Although this session was not scheduled to form a new government and was focused solely on re-electing the speaker and electing a new first deputy, there were reports and expectations that a new Coordination Framework-aligned coalition was planning to do so, provoking protests from the Sadrists in Baghdad and other southern provinces.

Thousands of Sadrist protesters gathered in Liberation Square in central Baghdad and moved toward the Green Zone, but they failed to enter the area due to a heavy blockade set up by security forces.

Protests were held in Basra and Nasiriyah as well.

Two rockets were shot in the areas surrounding the parliament — leaving seven wounded as of the early afternoon — immediately after the election of Halbusi and Mandalawi.

Parliament members left the building immediately after that.

A Twitter account linked to Sadr, which operates under the name “Saleh Muhammad al-Iraqi," wrote that the Coordination Framework's inclination to form a government indicates that they are not listening to the people's demands and this political system is not operating well in such circumstances.

This comes in conjunction with Iran shelling the Iraqi Kurdistan region, killing at least nine citizens, mostly children.

The incident prompted intense anger among Iraqis, and the Foreign Ministry issued a statement condemning it. 

Iraqi Prime Minister Mustafa al-Kadhimi in turn called upon political parties to push the national dialogue forward in order to end the deadlock and form a stable government.

The prime minister “stressed that the current security situation reflects the political situation,” according to a statement from his office. "He reiterated the call for dialogue between all the forces dealing with the political issue to overcome the current crisis, support the state and its institutions to carry out their tasks, spare citizens the consequences of political conflicts, maintain security and reject any harm to social peace."

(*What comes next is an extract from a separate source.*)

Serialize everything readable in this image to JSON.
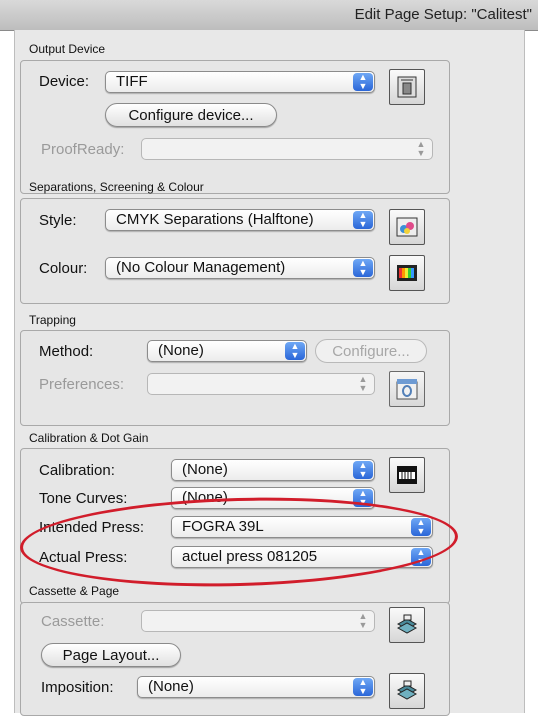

In a statement marking the anniversary of the outbreak of the 2019 October Protest Movement, the United States and the United Kingdom's embassies in Iraq expressed concerns over the political parties' failure to form a government after months of delays. In a joint statement, they noted that a repeat of the bloody clashes from Aug. 29-30 is intolerable and called on all political parties to be involved in forming a stable, legitimate government with full authority.